Una delle ipotesi più diffuse per spiegare il motivo del legame tra creatività e malattia mentale è che negli artisti mancherebbe un filtro sufficiente con la realtà esterna. La psicosi, provocando un allentamento degli elementi pulsionali, può creare associazioni di idee particolari e immaginifiche. Chi crea e chi fa propria l’esperienza artistica, guardando e godendo delle opere d’arte, in qualche modo si collega all’infanzia, età in cui la creatività affonda le sue radici. Anche l’osservatore, se ne fa un’esperienza attiva, riesce a cogliere i propri sentimenti più remoti e i propri “frammenti emotivi” più profondi.
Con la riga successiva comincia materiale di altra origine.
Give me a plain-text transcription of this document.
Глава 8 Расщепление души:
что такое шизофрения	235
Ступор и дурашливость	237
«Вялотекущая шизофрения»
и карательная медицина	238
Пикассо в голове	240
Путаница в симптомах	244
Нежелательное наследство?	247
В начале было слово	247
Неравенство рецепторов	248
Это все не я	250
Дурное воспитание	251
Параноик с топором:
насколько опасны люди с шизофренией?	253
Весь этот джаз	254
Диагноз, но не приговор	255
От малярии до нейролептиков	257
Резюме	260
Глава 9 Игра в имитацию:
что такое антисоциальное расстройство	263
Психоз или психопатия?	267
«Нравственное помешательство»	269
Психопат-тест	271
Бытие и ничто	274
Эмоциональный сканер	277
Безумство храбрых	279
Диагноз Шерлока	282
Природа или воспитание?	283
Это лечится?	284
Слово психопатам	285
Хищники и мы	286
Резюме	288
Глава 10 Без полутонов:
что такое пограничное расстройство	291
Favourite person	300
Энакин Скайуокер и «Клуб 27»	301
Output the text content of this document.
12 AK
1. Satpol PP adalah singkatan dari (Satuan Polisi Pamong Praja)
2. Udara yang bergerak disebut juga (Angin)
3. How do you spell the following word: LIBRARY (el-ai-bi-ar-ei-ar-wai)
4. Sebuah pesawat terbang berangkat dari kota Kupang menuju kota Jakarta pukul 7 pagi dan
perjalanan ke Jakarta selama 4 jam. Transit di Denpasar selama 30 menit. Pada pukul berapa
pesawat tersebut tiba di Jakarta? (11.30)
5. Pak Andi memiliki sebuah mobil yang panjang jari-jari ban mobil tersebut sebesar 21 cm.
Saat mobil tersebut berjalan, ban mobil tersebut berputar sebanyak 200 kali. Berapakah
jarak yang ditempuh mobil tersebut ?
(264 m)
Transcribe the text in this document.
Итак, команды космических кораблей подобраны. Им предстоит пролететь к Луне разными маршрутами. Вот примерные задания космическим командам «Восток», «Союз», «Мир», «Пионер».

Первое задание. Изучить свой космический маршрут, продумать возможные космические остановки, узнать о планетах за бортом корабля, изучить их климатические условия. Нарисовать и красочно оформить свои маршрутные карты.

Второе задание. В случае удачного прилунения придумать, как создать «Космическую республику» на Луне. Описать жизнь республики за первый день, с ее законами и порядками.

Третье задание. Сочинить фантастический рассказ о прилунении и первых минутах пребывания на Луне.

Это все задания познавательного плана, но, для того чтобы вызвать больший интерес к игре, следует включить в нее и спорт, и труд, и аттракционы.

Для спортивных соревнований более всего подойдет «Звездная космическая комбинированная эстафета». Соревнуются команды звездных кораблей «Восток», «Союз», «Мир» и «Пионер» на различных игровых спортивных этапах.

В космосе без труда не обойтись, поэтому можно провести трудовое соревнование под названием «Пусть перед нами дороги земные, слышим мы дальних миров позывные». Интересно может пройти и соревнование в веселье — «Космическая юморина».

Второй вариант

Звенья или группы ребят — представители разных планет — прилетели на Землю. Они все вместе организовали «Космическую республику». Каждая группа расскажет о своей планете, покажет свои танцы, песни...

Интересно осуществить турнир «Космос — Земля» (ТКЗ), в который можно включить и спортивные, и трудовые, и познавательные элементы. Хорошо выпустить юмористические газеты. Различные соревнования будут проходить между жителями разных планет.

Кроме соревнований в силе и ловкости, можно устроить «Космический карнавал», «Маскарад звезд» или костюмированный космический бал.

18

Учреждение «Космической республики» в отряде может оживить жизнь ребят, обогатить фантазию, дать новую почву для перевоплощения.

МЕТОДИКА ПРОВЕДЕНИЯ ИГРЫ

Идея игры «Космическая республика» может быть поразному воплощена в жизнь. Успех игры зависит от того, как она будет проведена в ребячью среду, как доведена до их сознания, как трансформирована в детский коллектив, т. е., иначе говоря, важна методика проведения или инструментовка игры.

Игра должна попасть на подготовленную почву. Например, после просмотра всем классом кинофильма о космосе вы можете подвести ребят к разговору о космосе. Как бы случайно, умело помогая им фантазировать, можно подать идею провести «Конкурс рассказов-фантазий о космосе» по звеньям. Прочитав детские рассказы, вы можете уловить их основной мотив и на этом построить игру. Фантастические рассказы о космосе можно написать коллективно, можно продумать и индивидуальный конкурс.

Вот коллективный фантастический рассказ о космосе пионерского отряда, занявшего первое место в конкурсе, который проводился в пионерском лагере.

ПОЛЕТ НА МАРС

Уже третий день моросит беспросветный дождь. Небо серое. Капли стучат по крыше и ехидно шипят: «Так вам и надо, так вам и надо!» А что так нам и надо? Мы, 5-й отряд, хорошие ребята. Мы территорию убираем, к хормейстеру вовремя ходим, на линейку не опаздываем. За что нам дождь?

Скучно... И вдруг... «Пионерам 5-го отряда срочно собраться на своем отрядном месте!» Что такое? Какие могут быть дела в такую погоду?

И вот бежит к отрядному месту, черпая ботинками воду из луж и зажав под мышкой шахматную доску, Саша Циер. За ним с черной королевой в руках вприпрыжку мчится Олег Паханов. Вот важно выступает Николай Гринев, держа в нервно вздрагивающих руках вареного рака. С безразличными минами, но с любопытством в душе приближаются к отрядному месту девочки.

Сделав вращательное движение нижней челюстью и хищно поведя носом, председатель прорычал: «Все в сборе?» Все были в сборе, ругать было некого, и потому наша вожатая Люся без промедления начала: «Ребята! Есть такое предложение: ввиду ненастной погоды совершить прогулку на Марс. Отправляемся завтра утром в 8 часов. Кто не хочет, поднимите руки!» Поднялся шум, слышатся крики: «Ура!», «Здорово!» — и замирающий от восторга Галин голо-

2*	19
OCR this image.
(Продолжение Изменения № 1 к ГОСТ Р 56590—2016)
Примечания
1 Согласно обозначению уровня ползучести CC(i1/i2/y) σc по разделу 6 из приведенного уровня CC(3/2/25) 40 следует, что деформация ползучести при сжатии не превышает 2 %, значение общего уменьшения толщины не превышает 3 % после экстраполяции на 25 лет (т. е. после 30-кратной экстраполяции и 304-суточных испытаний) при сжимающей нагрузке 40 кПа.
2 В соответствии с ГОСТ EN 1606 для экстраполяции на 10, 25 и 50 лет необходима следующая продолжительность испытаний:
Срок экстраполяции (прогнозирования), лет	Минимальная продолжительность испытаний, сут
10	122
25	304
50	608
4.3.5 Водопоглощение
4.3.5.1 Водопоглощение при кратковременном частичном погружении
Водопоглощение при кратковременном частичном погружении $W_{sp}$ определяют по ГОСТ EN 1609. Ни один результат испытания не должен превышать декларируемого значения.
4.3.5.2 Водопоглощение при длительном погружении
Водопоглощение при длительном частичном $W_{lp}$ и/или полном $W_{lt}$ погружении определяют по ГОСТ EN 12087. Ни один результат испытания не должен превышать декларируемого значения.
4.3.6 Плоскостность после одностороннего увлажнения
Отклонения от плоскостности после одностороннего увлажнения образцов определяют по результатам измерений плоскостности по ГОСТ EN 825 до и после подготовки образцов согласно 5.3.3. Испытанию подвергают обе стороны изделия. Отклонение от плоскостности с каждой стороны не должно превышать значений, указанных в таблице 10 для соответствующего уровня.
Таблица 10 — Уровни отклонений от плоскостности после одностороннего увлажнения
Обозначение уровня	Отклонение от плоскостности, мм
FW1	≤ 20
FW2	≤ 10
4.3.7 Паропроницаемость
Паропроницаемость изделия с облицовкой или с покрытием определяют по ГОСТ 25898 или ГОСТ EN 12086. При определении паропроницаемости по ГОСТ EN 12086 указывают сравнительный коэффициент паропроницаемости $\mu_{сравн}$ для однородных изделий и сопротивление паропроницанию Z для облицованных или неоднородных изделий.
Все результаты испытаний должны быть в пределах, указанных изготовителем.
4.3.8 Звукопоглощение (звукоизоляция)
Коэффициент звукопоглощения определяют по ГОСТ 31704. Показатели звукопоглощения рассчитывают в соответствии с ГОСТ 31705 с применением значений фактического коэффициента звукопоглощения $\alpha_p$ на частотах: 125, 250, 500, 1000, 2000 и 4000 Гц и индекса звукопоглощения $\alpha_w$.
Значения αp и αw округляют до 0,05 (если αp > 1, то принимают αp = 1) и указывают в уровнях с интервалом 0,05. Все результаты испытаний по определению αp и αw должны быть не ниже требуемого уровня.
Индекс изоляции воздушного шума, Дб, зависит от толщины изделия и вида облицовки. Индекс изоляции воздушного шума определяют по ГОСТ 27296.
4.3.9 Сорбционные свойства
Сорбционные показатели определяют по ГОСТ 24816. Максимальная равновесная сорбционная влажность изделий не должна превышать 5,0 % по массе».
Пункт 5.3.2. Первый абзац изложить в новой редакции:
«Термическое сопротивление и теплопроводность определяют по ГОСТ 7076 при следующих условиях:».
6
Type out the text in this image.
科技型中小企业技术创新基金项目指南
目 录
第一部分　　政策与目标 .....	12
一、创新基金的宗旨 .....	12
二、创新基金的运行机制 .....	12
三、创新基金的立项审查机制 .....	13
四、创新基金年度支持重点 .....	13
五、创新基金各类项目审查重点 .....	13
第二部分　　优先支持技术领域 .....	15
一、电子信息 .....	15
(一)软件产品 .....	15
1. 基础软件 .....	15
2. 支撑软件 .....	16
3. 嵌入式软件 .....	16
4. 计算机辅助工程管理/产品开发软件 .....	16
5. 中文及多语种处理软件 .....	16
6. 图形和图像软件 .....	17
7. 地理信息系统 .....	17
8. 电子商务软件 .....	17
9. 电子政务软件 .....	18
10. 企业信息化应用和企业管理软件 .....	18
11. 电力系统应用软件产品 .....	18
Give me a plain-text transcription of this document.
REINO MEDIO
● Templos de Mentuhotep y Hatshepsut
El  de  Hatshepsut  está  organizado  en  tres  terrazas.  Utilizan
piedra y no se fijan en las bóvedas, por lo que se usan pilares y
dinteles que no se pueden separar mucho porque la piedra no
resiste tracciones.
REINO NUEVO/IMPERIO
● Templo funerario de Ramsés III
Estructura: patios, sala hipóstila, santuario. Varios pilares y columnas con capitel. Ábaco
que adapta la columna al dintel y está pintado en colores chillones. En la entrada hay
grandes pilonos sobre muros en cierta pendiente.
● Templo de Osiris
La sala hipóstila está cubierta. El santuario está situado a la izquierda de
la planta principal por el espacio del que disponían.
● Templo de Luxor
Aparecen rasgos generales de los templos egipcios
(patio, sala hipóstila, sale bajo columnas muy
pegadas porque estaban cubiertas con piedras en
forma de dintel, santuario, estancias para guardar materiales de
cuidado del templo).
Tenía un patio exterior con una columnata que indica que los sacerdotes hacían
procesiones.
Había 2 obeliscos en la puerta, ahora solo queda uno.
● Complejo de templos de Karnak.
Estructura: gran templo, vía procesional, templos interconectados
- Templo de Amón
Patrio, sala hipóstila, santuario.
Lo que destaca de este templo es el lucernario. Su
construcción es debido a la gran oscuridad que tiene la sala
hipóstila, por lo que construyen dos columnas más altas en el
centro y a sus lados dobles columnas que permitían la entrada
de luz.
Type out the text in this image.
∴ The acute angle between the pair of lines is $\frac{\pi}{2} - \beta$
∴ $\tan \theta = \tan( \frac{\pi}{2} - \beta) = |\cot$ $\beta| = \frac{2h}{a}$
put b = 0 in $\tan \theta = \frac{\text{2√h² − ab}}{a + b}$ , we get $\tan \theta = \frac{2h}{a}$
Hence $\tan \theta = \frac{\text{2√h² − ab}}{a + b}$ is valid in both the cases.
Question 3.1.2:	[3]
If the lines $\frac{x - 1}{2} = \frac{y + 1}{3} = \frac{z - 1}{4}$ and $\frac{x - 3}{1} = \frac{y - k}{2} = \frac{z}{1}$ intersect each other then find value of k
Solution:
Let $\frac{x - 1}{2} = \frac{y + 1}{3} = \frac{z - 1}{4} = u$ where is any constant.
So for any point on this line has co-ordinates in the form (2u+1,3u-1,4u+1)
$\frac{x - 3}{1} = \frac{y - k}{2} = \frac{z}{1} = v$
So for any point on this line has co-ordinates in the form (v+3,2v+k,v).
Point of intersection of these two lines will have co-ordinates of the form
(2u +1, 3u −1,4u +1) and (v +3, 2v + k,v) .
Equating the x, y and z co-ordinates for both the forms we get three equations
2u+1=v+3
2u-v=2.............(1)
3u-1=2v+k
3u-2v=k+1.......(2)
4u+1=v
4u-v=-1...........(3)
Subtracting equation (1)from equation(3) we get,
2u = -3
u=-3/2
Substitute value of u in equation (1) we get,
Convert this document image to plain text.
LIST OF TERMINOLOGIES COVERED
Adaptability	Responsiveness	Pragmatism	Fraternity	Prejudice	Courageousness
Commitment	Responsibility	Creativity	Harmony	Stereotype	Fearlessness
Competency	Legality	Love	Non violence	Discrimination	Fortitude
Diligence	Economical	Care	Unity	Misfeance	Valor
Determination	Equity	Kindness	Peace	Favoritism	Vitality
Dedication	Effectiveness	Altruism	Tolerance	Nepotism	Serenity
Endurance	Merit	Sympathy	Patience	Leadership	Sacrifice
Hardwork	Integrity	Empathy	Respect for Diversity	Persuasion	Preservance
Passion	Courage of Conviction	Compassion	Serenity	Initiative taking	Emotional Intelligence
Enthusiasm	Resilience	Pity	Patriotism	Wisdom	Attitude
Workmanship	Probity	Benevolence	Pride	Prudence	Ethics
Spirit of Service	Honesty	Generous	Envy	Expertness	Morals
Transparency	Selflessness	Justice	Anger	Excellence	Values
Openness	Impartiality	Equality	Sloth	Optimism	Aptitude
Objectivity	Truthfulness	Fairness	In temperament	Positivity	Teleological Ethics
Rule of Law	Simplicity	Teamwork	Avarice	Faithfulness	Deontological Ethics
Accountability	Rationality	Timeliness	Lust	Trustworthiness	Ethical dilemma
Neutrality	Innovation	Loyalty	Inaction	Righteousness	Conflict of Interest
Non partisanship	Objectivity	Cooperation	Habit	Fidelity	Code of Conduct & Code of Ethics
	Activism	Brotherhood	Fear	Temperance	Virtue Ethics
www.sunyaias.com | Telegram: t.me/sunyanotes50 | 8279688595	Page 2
Alcune avanguardie, in particolare il Surrealismo, nel Novecento hanno messo al centro della ricerca i processi psicologici e la creatività. Molti furono gli artisti che rifiutando la cultura tradizionale hanno sperimentato altre forme espressive privilegiando il primitivo, l’irrazionale, la spontaneità, la naivete, tendenze che si ritrovano anche nelle espressioni delle persone malate di mente. Da tutto questo nacque l’Art Brut, dove il termine fa riferimento a un’arte “fuori dalla cultura”, all’arte “totalmente pura”,

Nella Germania dei nazisti i disabili fisici e psichici furono considerati nemici passivi dello Stato che avrebbe dovuto spendere per mantenere in vita persone la cui vita non era degna di essere vissuta. Il 14 luglio del 1933 fu emanata la legge per la sterilizzazione di queste persone e fino al 1941 furono uccise ottantamila disabili. La persecuzione dei malati di mente e degli ebrei andò di pari passo con un programma di “pulizia” nell’ambito dell’arte. Furono “epurati” i musei tedeschi da tutte le opere dell’Avanguardia nel folle e criminale progetto che l’arte moderna, assieme agli ebrei, agli zingari, ai testimoni di Geova e agli omosessuali, doveva sparire dalla scena definitivamente.